Looking forward, Denel is actively looking at strengthening its presence in its existing, high growth markets and seeking new markets and new clients outside its traditional bases. Other key focus areas include:

  • embedding Denel’s business development model aimed at establishing a partnership with the Department of Defence (DoD) including securing a multi-year framework agreement with the DoD to ensure sustainability of core strategic capabilities and supporting international market penetration;
  • ongoing DSA restructuring in parallel with restructuring of key contracts and exploring funding alternatives;
  • entering into strategic partnerships / alliances to secure market access, improved industrialisation and co-development opportunities;
  • on-going cost-optimisation drive across the group, focusing on shared services, supply-chain optimisation and working-capital management;
  • continued improvement of project management, risk management and contract management; and
  • resolving Denel’s funding challenge.
    “Determining our main focus areas is an over-riding awareness of Denel’s main purpose of providing the DoD with cost-effective, tailor-made defence solutions that can contribute directly to the effective execution of SANDF missions locally and internationally,” Sadik said.

    The state-owned enterprise, in releasing its results, noted its strategic importance to South Africa, “not only for its role in national security, but also for its contribution towards developing SA’s advanced manufacturing capability including its role as a technology incubator and global supplier of engineering, product development, as well as wider industrial capabilities and services”.

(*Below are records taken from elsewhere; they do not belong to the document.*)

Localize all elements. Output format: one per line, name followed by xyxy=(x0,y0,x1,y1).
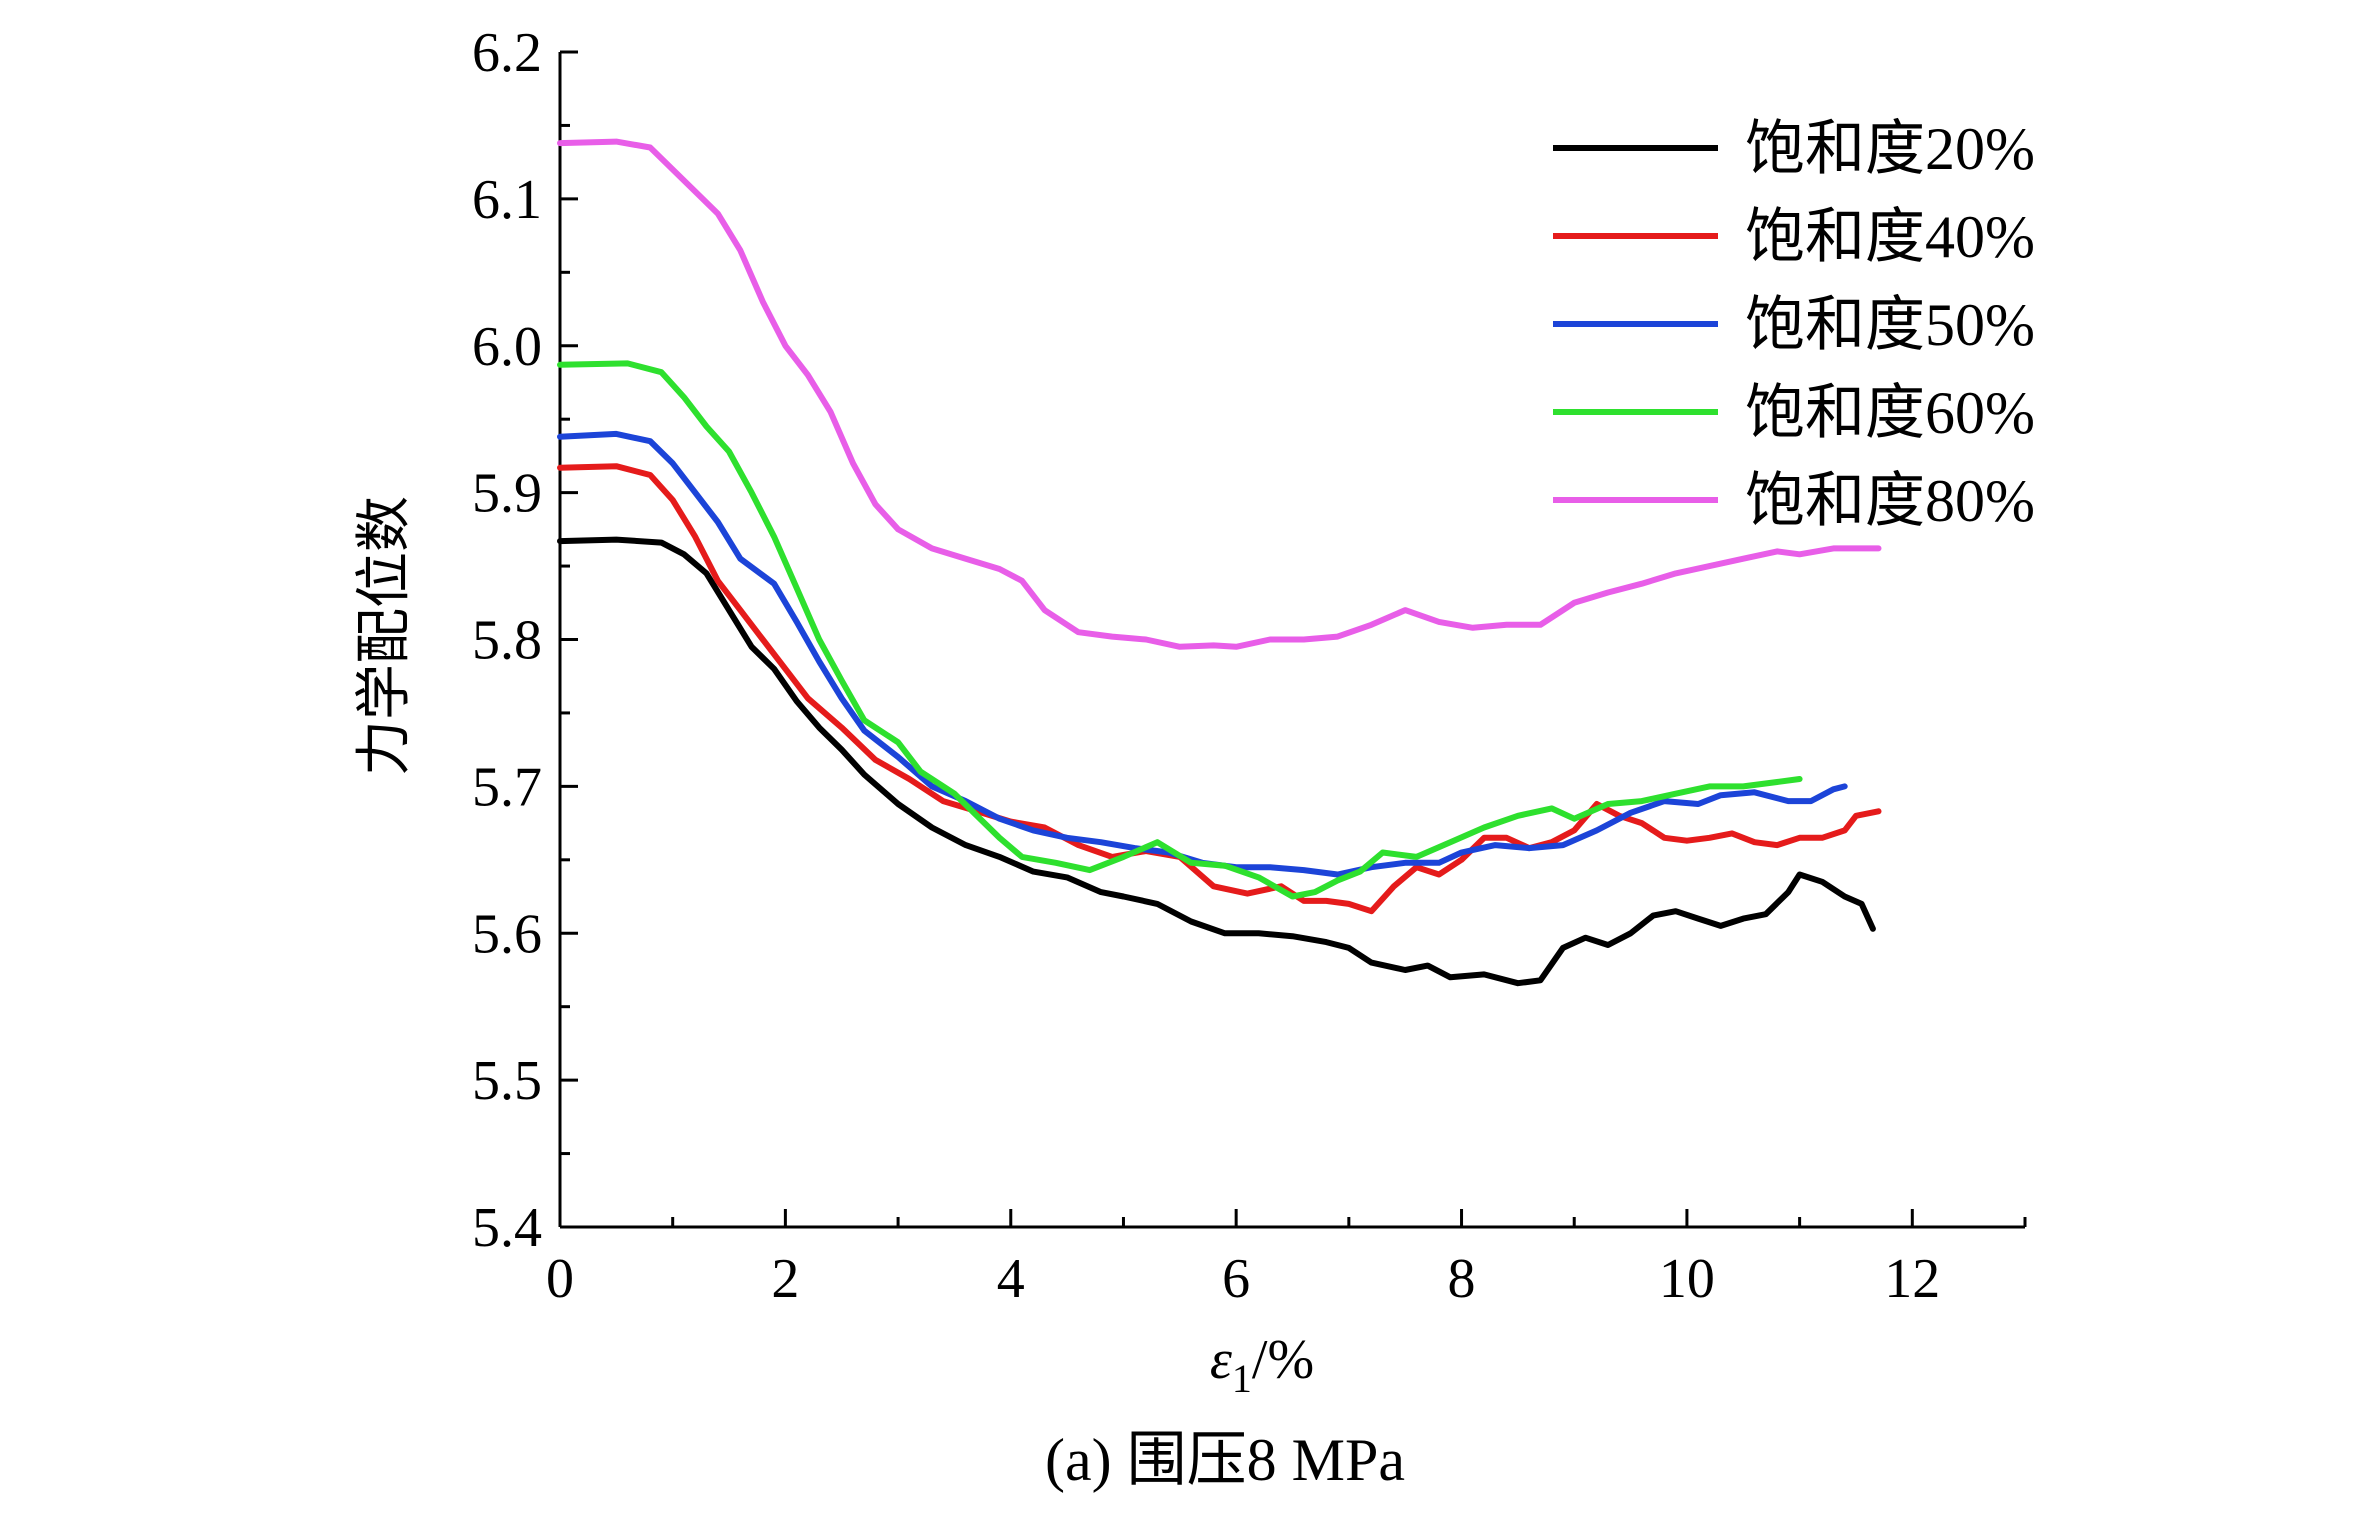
y-tick-label: 5.9 xyxy=(472,463,542,525)
y-tick-label: 5.8 xyxy=(472,610,542,672)
y-tick-label: 5.4 xyxy=(472,1197,542,1259)
legend-label: 饱和度80% xyxy=(1745,468,2035,534)
y-tick-label: 6.1 xyxy=(472,169,542,231)
y-tick-label: 5.5 xyxy=(472,1050,542,1112)
x-tick-label: 2 xyxy=(771,1248,799,1310)
legend-label: 饱和度50% xyxy=(1745,292,2035,358)
x-tick-label: 10 xyxy=(1659,1248,1715,1310)
x-tick-label: 8 xyxy=(1448,1248,1476,1310)
legend-label: 饱和度60% xyxy=(1745,380,2035,446)
series-line-5 xyxy=(557,138,1882,650)
legend-label: 饱和度40% xyxy=(1745,204,2035,270)
x-tick-label: 6 xyxy=(1222,1248,1250,1310)
legend: 饱和度20% 饱和度40% 饱和度50% 饱和度60% 饱和度80% xyxy=(1553,116,2035,534)
y-tick-label: 6.0 xyxy=(472,316,542,378)
y-axis-label: 力学配位数 xyxy=(354,496,416,776)
y-tick-label: 5.6 xyxy=(472,903,542,965)
figure-caption: (a) 围压8 MPa xyxy=(1045,1427,1405,1493)
series-line-4 xyxy=(557,360,1803,900)
y-tick-label: 6.2 xyxy=(472,22,542,84)
y-axis-ticks: 5.4 5.5 5.6 5.7 5.8 5.9 6.0 6.1 6.2 xyxy=(472,22,578,1259)
x-axis-ticks: 0 2 4 6 8 10 12 xyxy=(546,1209,2027,1310)
y-tick-label: 5.7 xyxy=(472,756,542,818)
x-tick-label: 12 xyxy=(1884,1248,1940,1310)
legend-label: 饱和度20% xyxy=(1745,116,2035,182)
x-tick-label: 0 xyxy=(546,1248,574,1310)
series-layer xyxy=(557,138,1882,987)
x-axis-label: ε1/% xyxy=(1210,1329,1314,1401)
x-tick-label: 4 xyxy=(997,1248,1025,1310)
series-line-1 xyxy=(557,536,1876,987)
series-line-2 xyxy=(557,463,1882,915)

    In a statement the company notes its products have been diversified into civilian applications such as civil security, crime prevention, protection of assets, improving workplace safety and productivity, as well as rendering support to the mining and electronic sectors. “During the 2010 World Cup, South African Police Service (SAPS) and South African Air Force (SAAF) used the Carl Zeiss Optronics observation systems for surveillance purposes.”

    Denel’s products are also assisting in countering rhino poaching, through the deployment of its 2nd generation unmanned aerial vehicle (UAV) system and its patented Mechem Explosive and Drug Detection Systems (MEDDS) system. “Denel products were also used in humanitarian activities such as clearance of remnants of war explosives, most notably this year in countries like Sudan and Angola.”



    Denel continues to contribute to both economic and social developments and has attained a level 3 Broad-Based Black Economic Empowerment (B-BBEE) status. The group employs about 6500 staff (including those in associated companies) and it is estimated that in addition to these, Denel’s activities contribute to the creation and sustainment of over 30 000 skilled, technical jobs in the broader economy. In the financial year to March 2011, Denel bought materials and services worth over R2 billion from local suppliers including spending R789 million on research and development. The company earned R1.2 billion in foreign currency, “giving a boost to the South African economy.”
    “As a global trading company with nine entities and three associate companies, we are a key player in the development of South Africa’s advanced manufacturing, industrial and technology base, Sadik said. “As a major employer of engineering talent, Denel facilitates the enhancement of the national technology and knowledge base, thus contributing significantly to development of intellectual property and the country’s human capital development.”
    “This is deemed a valued contribution as there is a critical shortage of technical skills in South Africa and, indeed, the world. As a significant employer we are making steady progress in human capital development as part of our drive to be a world-class and well respected South African company,” he said.